Built-in self-test (BIST) is emerging as an attractive alternative to conventional methods of testing microelectronics devices at time of manufacture. In BIST, additional circuitry is added to a circuit-under-test to provide on-chip test-pattern generation, test-response evaluation, and test control. Consequently, BIST is significantly changing the way that integrated circuits are tested. It reduces testing cost by shortening test application time, minimizing the amount of test data that must be stored by an external tester, and reducing tester costs. Its implementation can result in a reduction of the product development cycle and a reduction in the cost of system maintenance.
The basic BIST objectives are on-chip test-pattern generation and test-response compaction. By far the most commonly-used means for generating test patterns on chip are pseudo-random test pattern generators (PRPGs). A PRPG generates a set of test patterns based on an initial value, or seed, loaded into memory elements within the PRPG. The popularity of pseudo-random tests stems from the very simple hardware required to implement the test generation. The two principal forms of PRPGs, which evolved over time and are now commonly in use, are both linear finite state machines: linear feedback shift registers (LFSRs) and one-dimensional linear hybrid cellular automata (LHCAs).
Typically, an LFSR consists of interconnected memory elements (also referred to as flip-flops, stages, cells, etc.) and linear logic elements (such as XOR or XNOR gates). An LFSR of length n can be also represented by its characteristic polynomial hnxn+hn−1xn−1+ . . . +h0, where the term hixi refers to the ith flip-flop of the register, such that, if hi=1, then there is a feedback tap taken from this flip-flop. Also, h0=1. FIG. 1A shows a type I LFSR, or Fibonacci generator. FIG. 1B shows a type II LFSR, or Galois generator, which uses a shift register with interspersed XOR gates. If an LFSR (of either type) is initialized to a nonzero value, then it can cycle through a number of states before coming back to the initial state.

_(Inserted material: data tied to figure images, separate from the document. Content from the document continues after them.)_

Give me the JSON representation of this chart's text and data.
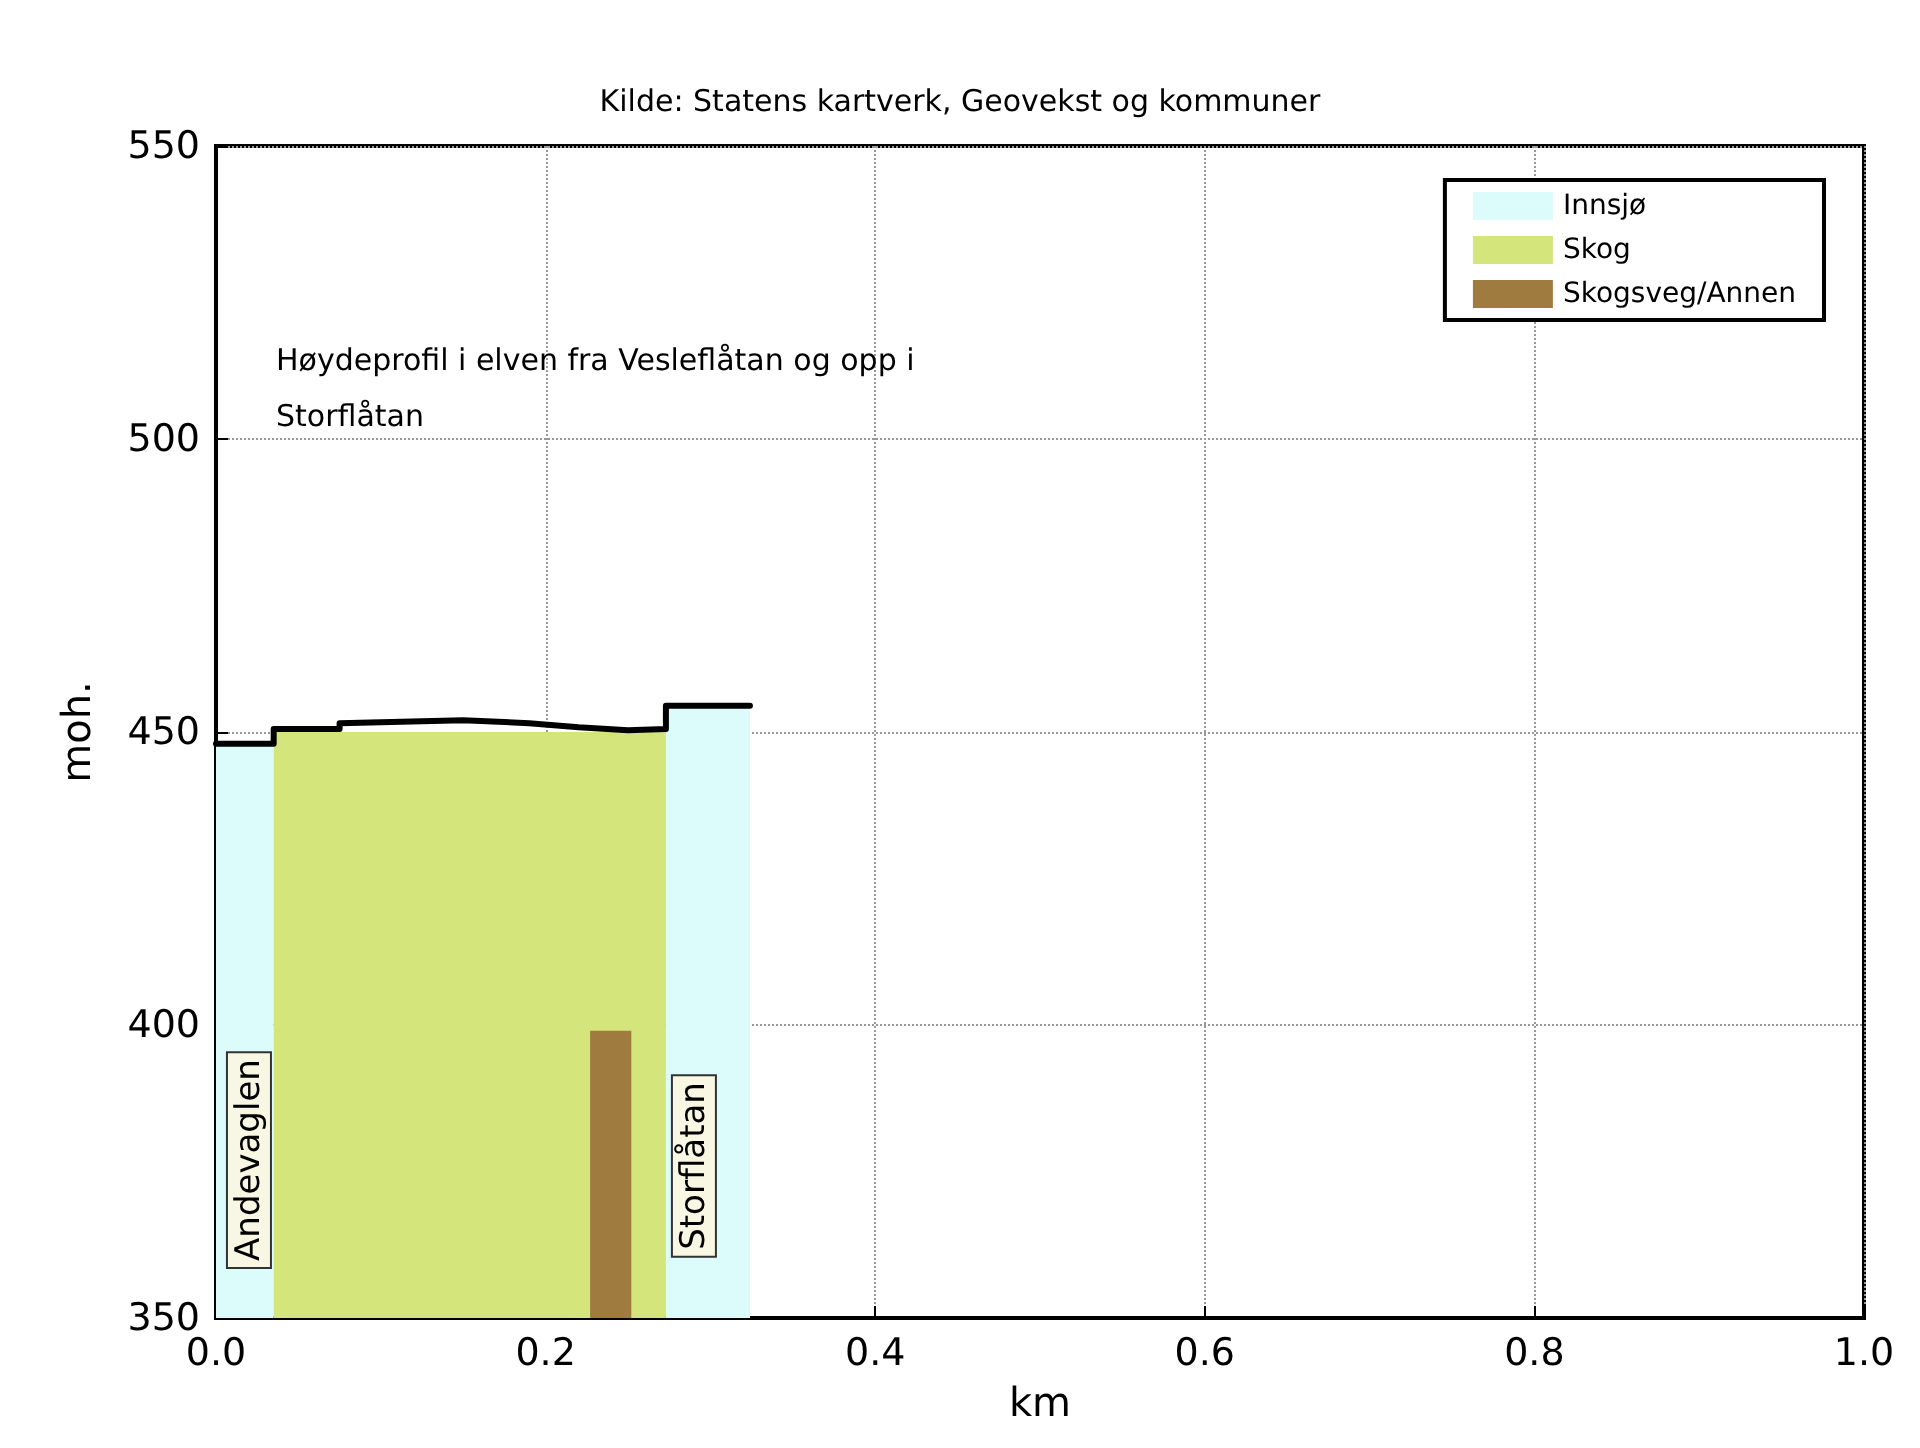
{
  "chart_data": {
    "type": "area",
    "title": "Kilde: Statens kartverk, Geovekst og kommuner",
    "xlabel": "km",
    "ylabel": "moh.",
    "annotations": [
      "Høydeprofil i elven fra Vesleflåtan og opp i Storflåtan",
      "Andevaglen",
      "Storflåtan"
    ],
    "series": [
      {
        "name": "Innsjø",
        "color": "#dcfbfb",
        "x": [
          0,
          0.035
        ],
        "values": [
          448,
          448
        ]
      },
      {
        "type": "area",
        "color": "#dcfbfb",
        "x": [
          0.273,
          0.324
        ],
        "values": [
          454,
          454
        ]
      },
      {
        "name": "Skog",
        "color": "#d4e57c",
        "x": [
          0.035,
          0.273
        ],
        "values": [
          450,
          450
        ]
      },
      {
        "name": "Skogsveg/Annen",
        "color": "#a07b40",
        "x": [
          0.227,
          0.252
        ],
        "values": [
          399,
          399
        ]
      },
      {
        "type": "line",
        "color": "#000000",
        "x": [
          0,
          0.035,
          0.035,
          0.075,
          0.075,
          0.15,
          0.19,
          0.22,
          0.25,
          0.273,
          0.273,
          0.324
        ],
        "values": [
          448,
          448,
          450.5,
          450.5,
          451.5,
          452,
          451.5,
          450.8,
          450.3,
          450.5,
          454.5,
          454.5
        ]
      }
    ],
    "xlim": [
      0,
      1
    ],
    "xticks": [
      {
        "value": 0,
        "label": "0.0"
      },
      {
        "value": 0.2,
        "label": "0.2"
      },
      {
        "value": 0.4,
        "label": "0.4"
      },
      {
        "value": 0.6,
        "label": "0.6"
      },
      {
        "value": 0.8,
        "label": "0.8"
      },
      {
        "value": 1,
        "label": "1.0"
      }
    ],
    "ylim": [
      350,
      550
    ],
    "yticks": [
      350,
      400,
      450,
      500,
      550
    ],
    "grid": true,
    "legend": "top right",
    "marker": "none",
    "line_style": "solid"
  }
}
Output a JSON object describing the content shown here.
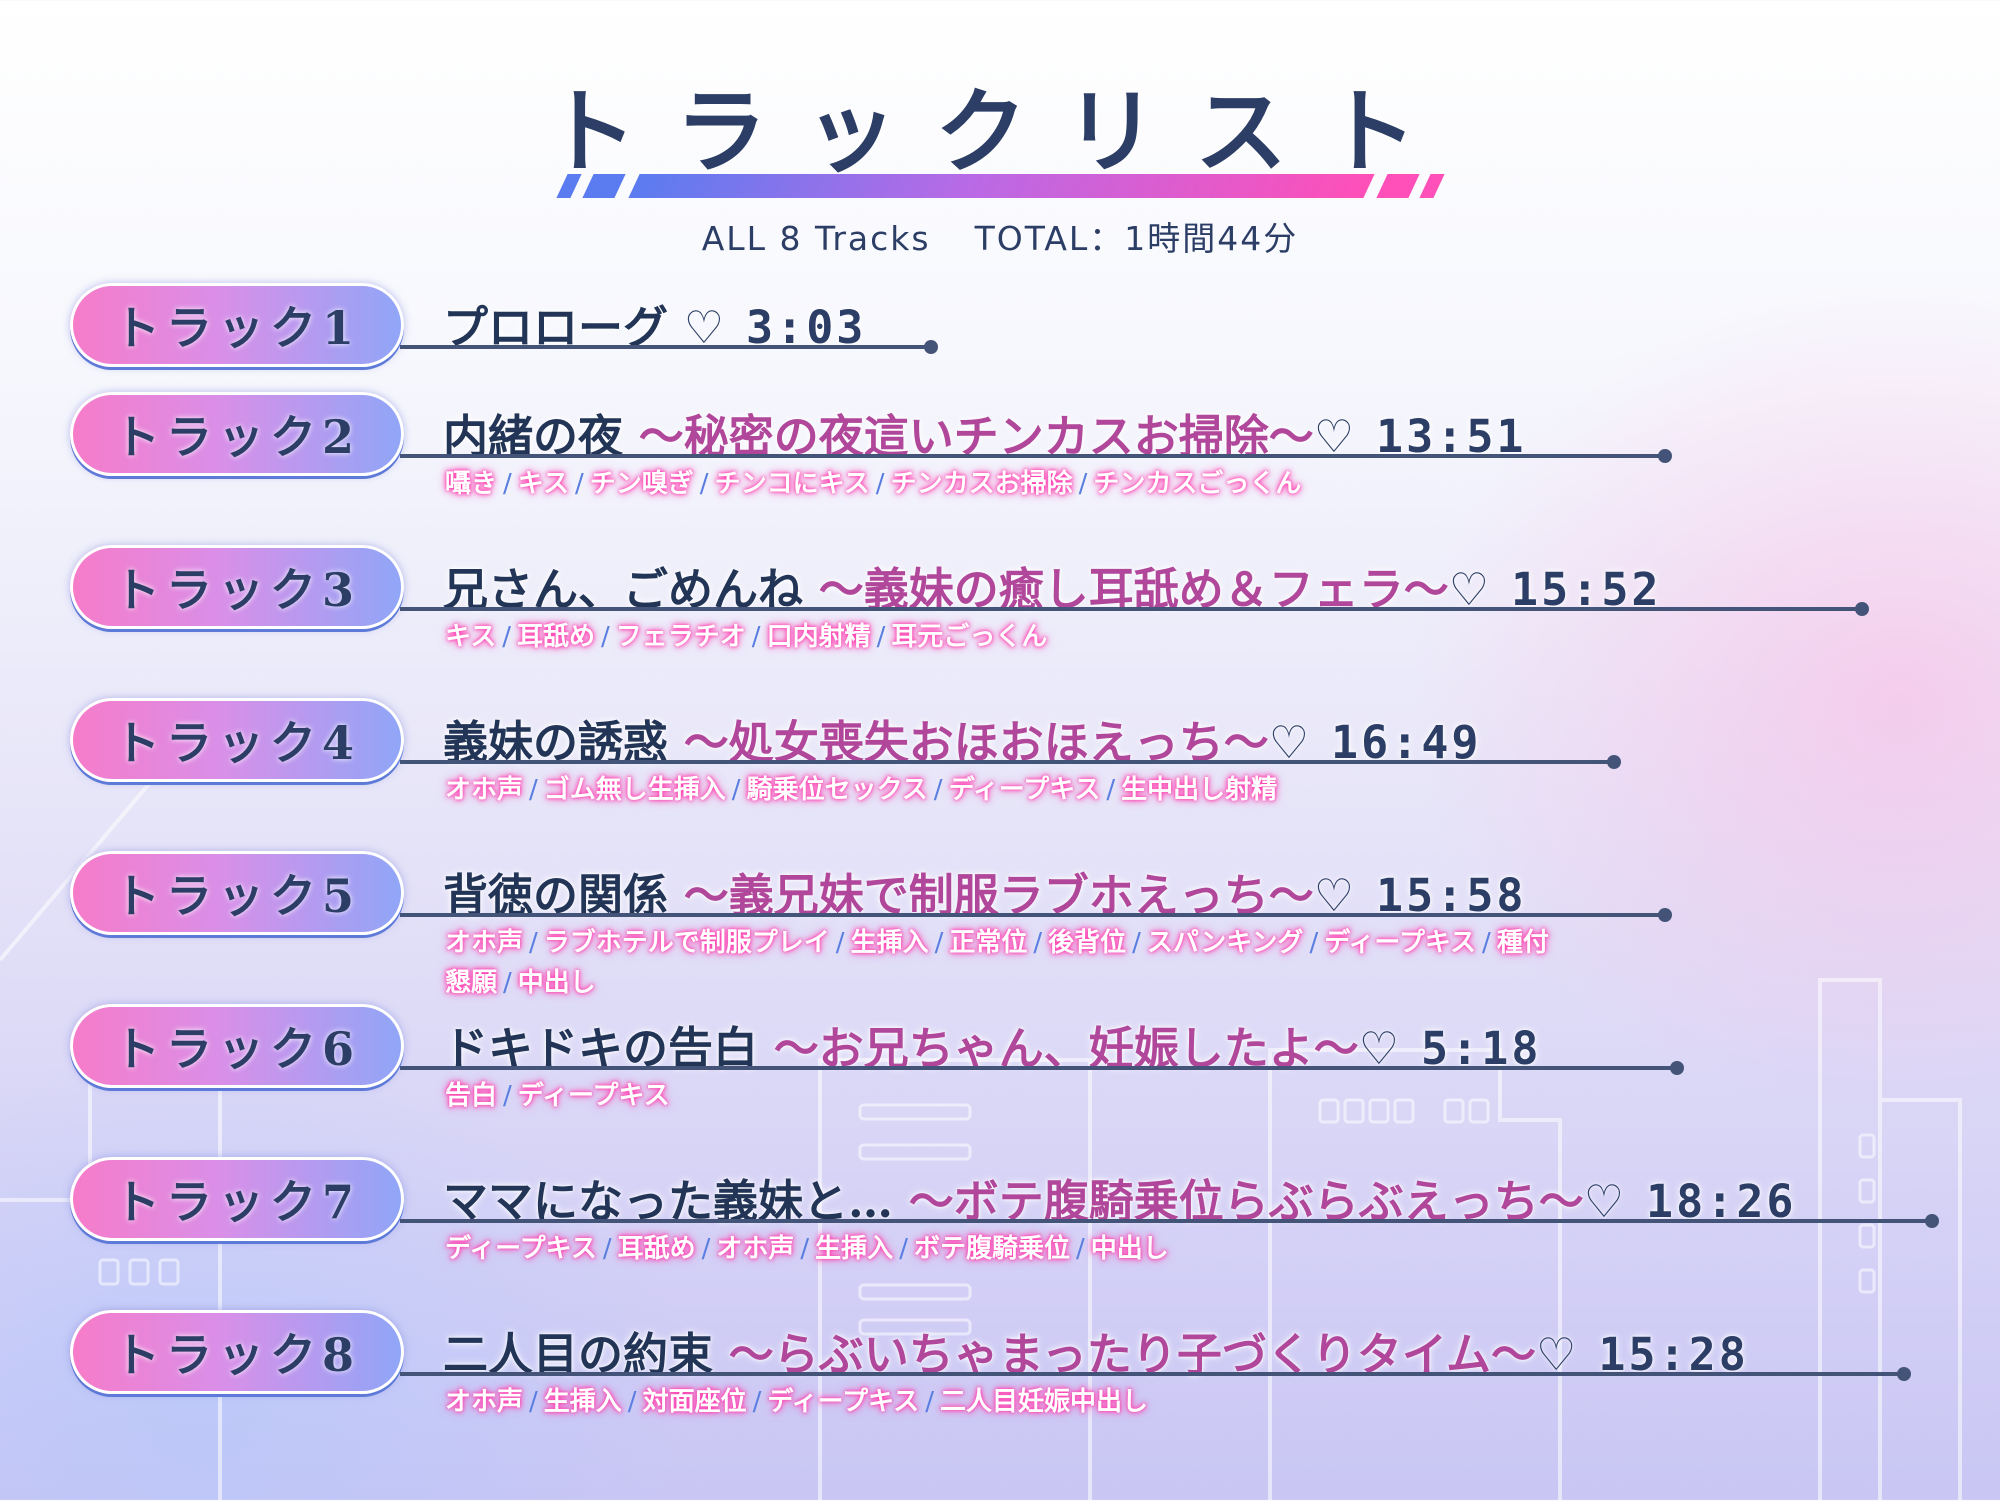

A characteristic polynomial which causes an n-bit LFSR to go through all possible 2n−1 nonzero states is called a primitive characteristic polynomial. The corresponding LFSR is often referred to as a maximum-length LFSR, and the resultant output sequence is termed a maximum-length sequence or m-sequence.
An LHCA is a collection of memory cells connected in such a way that each cell is restricted to local neighborhood interactions. These relationships are expressed by rules that determine the next state of a given cell based on information received from its neighbors. For example, if cell c can communicate only with its two neighbors, c−1 and c+1, the so-called rules 90 and 150 are usually employed. The rule 90 can be implemented by a linear logic according to the formula xc(t+1)=xc−1(t)⊕xc+1(t), while the rule 150 satisfies the equation xc(t+1)=xc−1(t)⊕ xc(t)⊕xc+1(t), where xc(t) represents the state of cell c at time t. An example of an LHCA is shown in FIG. 1C. This automaton features null boundary conditions. That is, the conditions behave as if the boundary always supplies a zero from beyond the automaton to the inputs to the exterior cells. In an alternative embodiment, the LHCA has cyclic boundary conditions in which the inputs to the exterior cells are connected so that the automaton forms a circle. Contrary to the LHCA with null boundary conditions, the LHCA with cyclic boundary conditions is unable to produce an m-sequence.
Although LFSRs and LHCAs can generate a large set of pseudo-random test patterns from one seed, this set seldom provides sufficient fault coverage for a circuit-under-test. At best, 95–96% coverage of stuck-at faults can be achieved, even if test points are added to the circuit-under-test to address random pattern-resistant faults. If higher fault coverage is desired, the pseudo-random test patterns must be supplemented in some way. One supplementing technique is to provide from an external tester additional seeds to the PRPG that target specific faults not detected by the initial seed. Each additional seed generates a set of patterns. Each set, however takes considerable time to generate. Another supplementing technique is to provide fully specified deterministic patterns that bypass the PRPG and target directly the remaining, random pattern resistant faults. This reduces testing time, but increases memory requirements because the external tester memory required to store these “top-up” patterns is significant, often exceeding 50% of the memory required for a complete set of deterministic patterns.